Outros programas do Governo pretendem mirar áreas diferentes. É o caso dos programas educacionais. Programas como o Prouni e o Pronatec demonstram um claro interesse do Governo Federal em oferecer educação de qualidade às classes mais pobres. Além disso, as manifestações exigiram, e o Governo prometeu a aplicação de 75% do montante do chamado pré-sal à educação (os outros 25% serão para a saúde). Essa porcentagem corresponde a 134,9 bilhões de reais investidos até 2022, segundo notícia da Agência Estado.  Apesar do número ainda não alcançar os 10% do valor do PIB, que é a meta buscada pelo Plano Nacional de Educação; em 2022, o investimento constituirá 7,21% do PIB, porcentagem superior aos 6,73% que existiria sem a destinação dos recursos do pré-sal. O número não é ideal, mas demonstra um avanço significativo na área da educação, o que contrasta, por exemplo, com a situação da Europa, aonde bolsas de estudo vem sendo cortadas diariamente e as matrículas de universidades públicas não deixam de ter alta de preços.



O transporte público será tema central durante a Copa do Mundo. Não somente brasileiros exigirão melhoras. Turistas do mundo inteiro sentirão em suas peles a situação em que os brasileiros se deslocam diariamente em grandes cidades e publicações estrangeiras apontarão modos de melhorar um problema que, hoje, parece ser difícil de solucionar. O certo é que existem muitas obras que em alguns anos vão melhorar o transporte nas grandes cidades. Os principais investimentos são dirigidos às ferrovias, que, segundo entrevista de Dilma Rouseff no programa Café com a Presidenta, não obstruem ruas e não são poluentes. Na mesma entrevista, a presidenta conta que serão investidos 32,4 milhões de reais em metrôs, VTLs (veículos leves sobre trilhos), monotrilhos e corredores de ônibus. Quem anda por uma grande cidade do país percebe rapidamente as obras relacionadas com o transporte. Obviamente essas obras hoje não oferecem melhoras, mas no futuro serão muito úteis, principalmente considerando que a frota de transporte privado não para de aumentar. Exigindo mais do Governo, medidas serão tomadas. Os donos de transporte privado precisarão de paciência extra, pois as obras complicam ainda mais o trânsito. Ainda assim, não há dúvidas de que o transporte público está recebendo investimentos.
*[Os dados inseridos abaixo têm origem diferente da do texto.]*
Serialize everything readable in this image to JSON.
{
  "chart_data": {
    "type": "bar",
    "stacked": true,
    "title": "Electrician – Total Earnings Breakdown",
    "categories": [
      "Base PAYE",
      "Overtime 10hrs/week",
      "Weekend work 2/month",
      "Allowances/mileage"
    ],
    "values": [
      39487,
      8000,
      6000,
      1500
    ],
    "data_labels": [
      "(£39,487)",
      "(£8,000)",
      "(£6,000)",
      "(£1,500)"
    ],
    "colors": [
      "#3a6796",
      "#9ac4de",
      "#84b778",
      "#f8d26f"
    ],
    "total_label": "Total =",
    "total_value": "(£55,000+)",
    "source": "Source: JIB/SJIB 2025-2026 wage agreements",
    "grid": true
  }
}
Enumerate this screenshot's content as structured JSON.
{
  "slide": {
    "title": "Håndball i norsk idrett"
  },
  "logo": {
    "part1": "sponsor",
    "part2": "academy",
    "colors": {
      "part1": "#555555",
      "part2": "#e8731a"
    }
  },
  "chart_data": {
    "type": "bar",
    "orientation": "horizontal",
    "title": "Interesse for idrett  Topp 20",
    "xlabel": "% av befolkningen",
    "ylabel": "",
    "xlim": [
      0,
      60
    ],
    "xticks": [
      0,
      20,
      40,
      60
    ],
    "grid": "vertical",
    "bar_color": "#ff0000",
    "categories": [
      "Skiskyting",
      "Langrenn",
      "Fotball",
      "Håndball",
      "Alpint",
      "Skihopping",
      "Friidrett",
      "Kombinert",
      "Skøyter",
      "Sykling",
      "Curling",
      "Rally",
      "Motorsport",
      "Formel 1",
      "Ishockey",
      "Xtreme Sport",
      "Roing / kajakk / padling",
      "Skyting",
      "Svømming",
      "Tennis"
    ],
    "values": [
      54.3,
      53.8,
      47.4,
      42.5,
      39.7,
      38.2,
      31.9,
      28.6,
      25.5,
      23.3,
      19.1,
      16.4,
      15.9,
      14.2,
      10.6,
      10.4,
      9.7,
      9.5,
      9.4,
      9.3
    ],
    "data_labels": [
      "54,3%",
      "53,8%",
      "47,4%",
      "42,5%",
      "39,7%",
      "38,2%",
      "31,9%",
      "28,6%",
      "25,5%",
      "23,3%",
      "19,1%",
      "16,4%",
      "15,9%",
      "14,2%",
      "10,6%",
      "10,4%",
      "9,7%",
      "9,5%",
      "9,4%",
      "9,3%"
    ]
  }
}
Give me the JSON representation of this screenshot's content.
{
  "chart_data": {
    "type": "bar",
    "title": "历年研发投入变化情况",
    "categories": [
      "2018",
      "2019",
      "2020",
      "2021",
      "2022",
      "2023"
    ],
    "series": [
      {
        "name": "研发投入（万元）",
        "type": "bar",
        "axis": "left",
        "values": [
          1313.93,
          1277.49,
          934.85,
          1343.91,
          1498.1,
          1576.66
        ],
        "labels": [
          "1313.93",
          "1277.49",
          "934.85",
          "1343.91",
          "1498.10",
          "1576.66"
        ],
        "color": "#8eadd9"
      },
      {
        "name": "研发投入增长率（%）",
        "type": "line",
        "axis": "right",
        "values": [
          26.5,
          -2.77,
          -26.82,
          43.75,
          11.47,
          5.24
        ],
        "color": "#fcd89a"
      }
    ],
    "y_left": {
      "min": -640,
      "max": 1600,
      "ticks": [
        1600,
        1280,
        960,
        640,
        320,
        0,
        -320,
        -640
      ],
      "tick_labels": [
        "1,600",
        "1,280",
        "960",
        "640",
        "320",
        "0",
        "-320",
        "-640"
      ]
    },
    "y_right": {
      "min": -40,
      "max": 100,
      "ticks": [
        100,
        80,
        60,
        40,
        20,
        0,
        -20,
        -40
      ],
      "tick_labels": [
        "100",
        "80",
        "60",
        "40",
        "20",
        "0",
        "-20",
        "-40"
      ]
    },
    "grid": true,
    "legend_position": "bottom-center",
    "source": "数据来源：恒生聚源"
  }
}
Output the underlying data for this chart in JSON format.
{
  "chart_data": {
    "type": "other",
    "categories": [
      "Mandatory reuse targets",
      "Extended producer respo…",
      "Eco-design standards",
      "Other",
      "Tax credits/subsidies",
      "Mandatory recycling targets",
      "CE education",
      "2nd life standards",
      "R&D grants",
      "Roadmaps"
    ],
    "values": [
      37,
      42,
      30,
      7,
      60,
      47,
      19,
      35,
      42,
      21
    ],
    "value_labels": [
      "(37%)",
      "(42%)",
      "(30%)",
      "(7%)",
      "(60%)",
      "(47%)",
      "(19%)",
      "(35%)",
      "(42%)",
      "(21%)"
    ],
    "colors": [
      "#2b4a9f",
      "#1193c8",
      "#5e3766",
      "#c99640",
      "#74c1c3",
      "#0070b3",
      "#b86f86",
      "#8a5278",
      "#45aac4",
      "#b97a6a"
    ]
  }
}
A dúvida surge quando o cidadão se pergunta se esses investimento realmente vão melhorar a situação do trânsito nas cidades. Nesse sentido, é possível pegar exemplos de outras cidades do mundo, onde a preferência pelo transporte público realmente demonstrou melhoras no trânsito, apesar de um início conturbado. Somente o tempo dirá se as medidas foram suficientes e, se não forem, a sociedade terá que xontinuar com suas exigências.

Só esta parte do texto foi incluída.